Monday will mark the 72nd anniversary of D-Day, the day that more than 160,000 Allied troops invaded the beach in Normandy, France, to fight Nazi Germany. One of the soldiers who landed there was Charles Norman Shay, a Penobscot Indian and medic for the 1st U.S. Infantry Division.

Shay, who is almost 92, will deliver a speech at a ceremony in Normandy about his experience.

In the early hours of June 6th, 1944, Shay landed on Omaha Beach. He was almost 19 years old.

“That was my first day in combat,” he says.

Shay remembers the chaos of that day: the stormy sea, gunfire raining down on Allied troops, wading through chest-deep water to get to the beach.

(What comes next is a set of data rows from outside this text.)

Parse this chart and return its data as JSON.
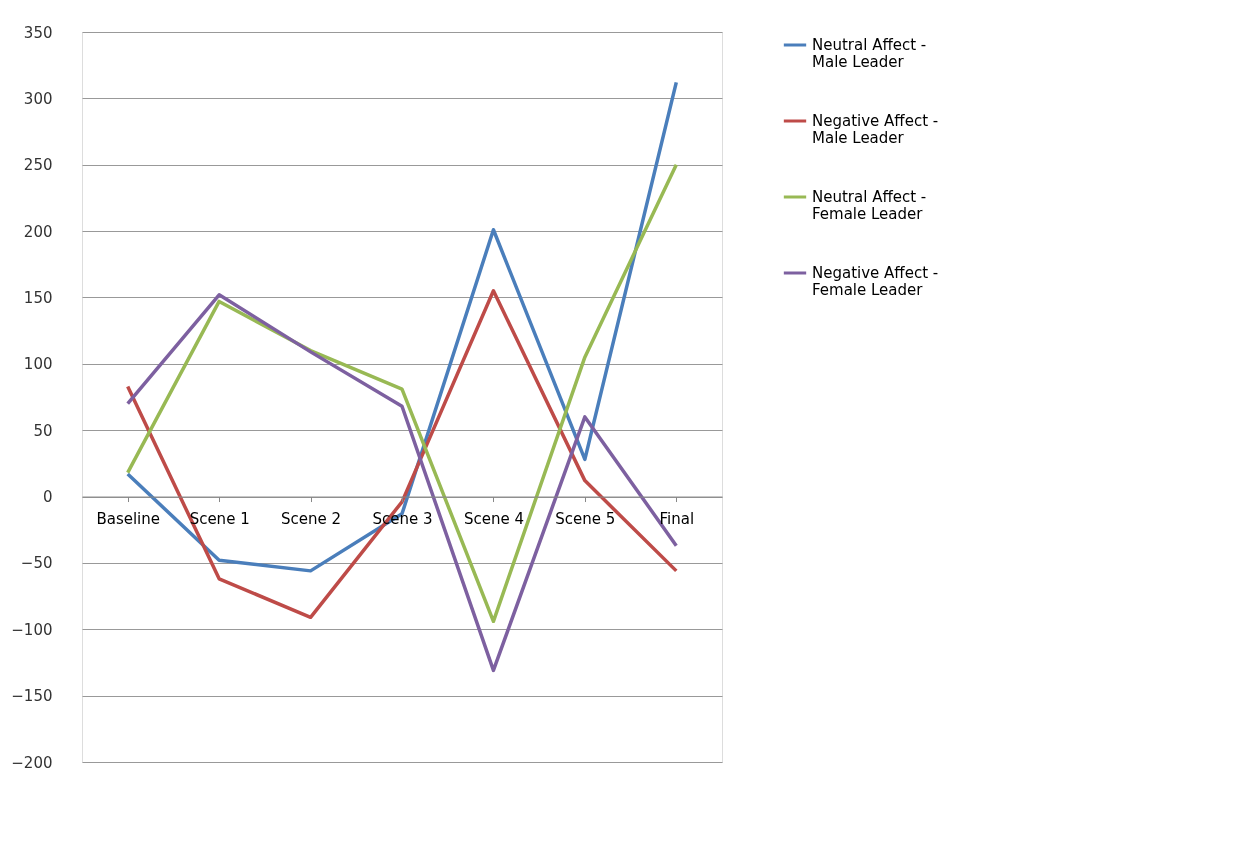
{
  "chart_data": {
    "type": "line",
    "categories": [
      "Baseline",
      "Scene 1",
      "Scene 2",
      "Scene 3",
      "Scene 4",
      "Scene 5",
      "Final"
    ],
    "series": [
      {
        "name": "Neutral Affect - Male Leader",
        "color": "#4a7ebb",
        "values": [
          17,
          -48,
          -56,
          -13,
          201,
          28,
          312
        ]
      },
      {
        "name": "Negative Affect - Male Leader",
        "color": "#be4b48",
        "values": [
          83,
          -62,
          -91,
          -4,
          155,
          12,
          -56
        ]
      },
      {
        "name": "Neutral Affect - Female Leader",
        "color": "#98b954",
        "values": [
          18,
          147,
          110,
          81,
          -94,
          105,
          250
        ]
      },
      {
        "name": "Negative Affect - Female  Leader",
        "color": "#7d60a0",
        "values": [
          70,
          152,
          109,
          68,
          -131,
          60,
          -37
        ]
      }
    ],
    "ylim": [
      -200,
      350
    ],
    "yticks": [
      -200,
      -150,
      -100,
      -50,
      0,
      50,
      100,
      150,
      200,
      250,
      300,
      350
    ],
    "grid": "y",
    "legend": "right",
    "marker": "none",
    "line_style": "solid"
  }
}
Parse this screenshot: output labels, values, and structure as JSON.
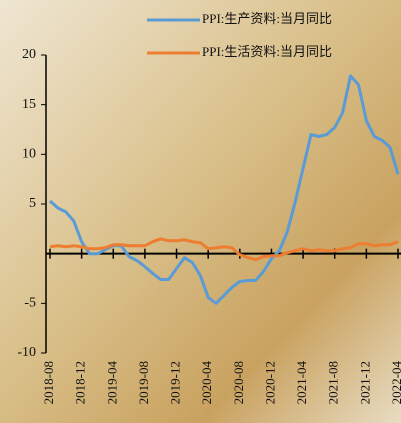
{
  "chart_data": {
    "type": "line",
    "categories": [
      "2018-08",
      null,
      null,
      null,
      "2018-12",
      null,
      null,
      null,
      "2019-04",
      null,
      null,
      null,
      "2019-08",
      null,
      null,
      null,
      "2019-12",
      null,
      null,
      null,
      "2020-04",
      null,
      null,
      null,
      "2020-08",
      null,
      null,
      null,
      "2020-12",
      null,
      null,
      null,
      "2021-04",
      null,
      null,
      null,
      "2021-08",
      null,
      null,
      null,
      "2021-12",
      null,
      null,
      null,
      "2022-04"
    ],
    "series": [
      {
        "name": "PPI:生产资料:当月同比",
        "color": "#5b9bd5",
        "values": [
          5.3,
          4.6,
          4.2,
          3.3,
          1.2,
          0.0,
          0.0,
          0.4,
          0.8,
          0.8,
          -0.3,
          -0.7,
          -1.3,
          -2.0,
          -2.6,
          -2.6,
          -1.5,
          -0.4,
          -0.9,
          -2.2,
          -4.4,
          -5.0,
          -4.2,
          -3.4,
          -2.8,
          -2.7,
          -2.7,
          -1.8,
          -0.5,
          0.3,
          2.2,
          5.2,
          8.6,
          12.0,
          11.8,
          12.0,
          12.7,
          14.2,
          17.9,
          17.0,
          13.4,
          11.8,
          11.4,
          10.7,
          8.0
        ]
      },
      {
        "name": "PPI:生活资料:当月同比",
        "color": "#ed7d31",
        "values": [
          0.7,
          0.8,
          0.7,
          0.8,
          0.7,
          0.5,
          0.5,
          0.6,
          0.9,
          0.9,
          0.8,
          0.8,
          0.8,
          1.2,
          1.5,
          1.3,
          1.3,
          1.4,
          1.2,
          1.1,
          0.5,
          0.6,
          0.7,
          0.6,
          -0.1,
          -0.4,
          -0.6,
          -0.3,
          -0.2,
          -0.2,
          0.1,
          0.3,
          0.5,
          0.3,
          0.4,
          0.3,
          0.3,
          0.5,
          0.6,
          1.0,
          1.0,
          0.8,
          0.9,
          0.9,
          1.2
        ]
      }
    ],
    "ylim": [
      -10,
      20
    ],
    "yticks": [
      -10,
      -5,
      5,
      10,
      15,
      20
    ]
  }
}
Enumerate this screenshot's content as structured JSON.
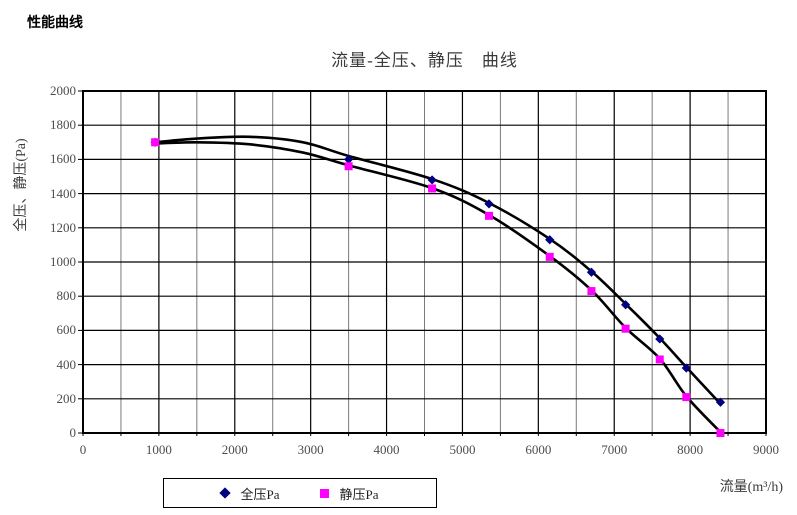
{
  "header": {
    "title": "性能曲线"
  },
  "chart": {
    "title": "流量-全压、静压　曲线",
    "y_axis_title": "全压、静压(Pa)",
    "x_axis_title": "流量(m³/h)",
    "legend": [
      {
        "label": "全压Pa",
        "marker": "diamond",
        "color": "#000080"
      },
      {
        "label": "静压Pa",
        "marker": "square",
        "color": "#FF00FF"
      }
    ]
  },
  "chart_data": {
    "type": "scatter",
    "title": "流量-全压、静压　曲线",
    "xlabel": "流量(m³/h)",
    "ylabel": "全压、静压(Pa)",
    "xlim": [
      0,
      9000
    ],
    "ylim": [
      0,
      2000
    ],
    "x_major_step": 1000,
    "x_minor_step": 500,
    "y_major_step": 200,
    "grid": "both",
    "legend_position": "bottom",
    "x": [
      950,
      3500,
      4600,
      5350,
      6150,
      6700,
      7150,
      7600,
      7950,
      8400
    ],
    "series": [
      {
        "name": "全压Pa",
        "marker": "diamond",
        "color": "#000080",
        "values": [
          1700,
          1600,
          1480,
          1340,
          1130,
          940,
          750,
          550,
          380,
          180
        ],
        "trend": [
          [
            950,
            1700
          ],
          [
            1500,
            1722
          ],
          [
            2200,
            1732
          ],
          [
            2900,
            1700
          ],
          [
            3500,
            1620
          ],
          [
            4600,
            1485
          ],
          [
            5350,
            1345
          ],
          [
            6150,
            1135
          ],
          [
            6700,
            945
          ],
          [
            7150,
            755
          ],
          [
            7600,
            555
          ],
          [
            7950,
            385
          ],
          [
            8370,
            185
          ]
        ]
      },
      {
        "name": "静压Pa",
        "marker": "square",
        "color": "#FF00FF",
        "values": [
          1700,
          1560,
          1430,
          1270,
          1030,
          830,
          610,
          430,
          210,
          0
        ],
        "trend": [
          [
            950,
            1693
          ],
          [
            1500,
            1700
          ],
          [
            2200,
            1688
          ],
          [
            2900,
            1640
          ],
          [
            3500,
            1565
          ],
          [
            4600,
            1432
          ],
          [
            5350,
            1275
          ],
          [
            6150,
            1035
          ],
          [
            6700,
            835
          ],
          [
            7150,
            615
          ],
          [
            7600,
            435
          ],
          [
            7950,
            215
          ],
          [
            8400,
            5
          ]
        ]
      }
    ],
    "trend_color": "#000000"
  }
}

“The seas were red with the blood of men who were wounded or sacrificed their lives,” he says. “It was very devastating. I had to cleanse my soul, well — not cleanse my soul, but I had to think a lot about it and push what I was experiencing out of my mind so I could function the way I was trained to function.”

Among black smoke and ear-splitting explosions, Shay pulled wounded men from the water so they wouldn’t drown. At one point, he came upon a friend and fellow medic, Edward Morocewitz.

“When I was walking the beach on the 6th of June 1944, I found him. He was wounded, we recognized each other. There was not much I could do for him, because he had a very bad stomach wound and I could not even bandage him properly,” Shay says. “I gave him a shot of morphine, and, well, we said goodbye to each other forever, because he died.”

He says that in his company alone, almost half of all the soldiers and seven out of nine officers were wounded or dead by noon.

After it was over, Shay didn’t talk about it. Not until his early 80s, when he returned to Normandy in 2007. And he’s gone back almost every year since, on a kind of mission.

“It’s my belief as an Indian that I can take up contact with my veterans that have paid the ultimate price. And they are still lost and wandering around, it is my belief, on the beaches of Omaha. And I try to take up contact with them, and let them know they’re not forgotten,” he says.

Shay says he always makes a stop at Morocewitz’s grave to say a few words to him. This year, Shay will also give a speech at a ceremony on the anniversary of D-Day.

“This was one of the biggest operations in military history. And it was a success. And, well, I was perhaps happy and sad to be a part of it,” he says.

Shay, 91, is one of a dwindling number of living World War II veterans. But he says as long as he can, he’ll return to Normandy to honor the sacrifices soldiers made and keep their memories alive.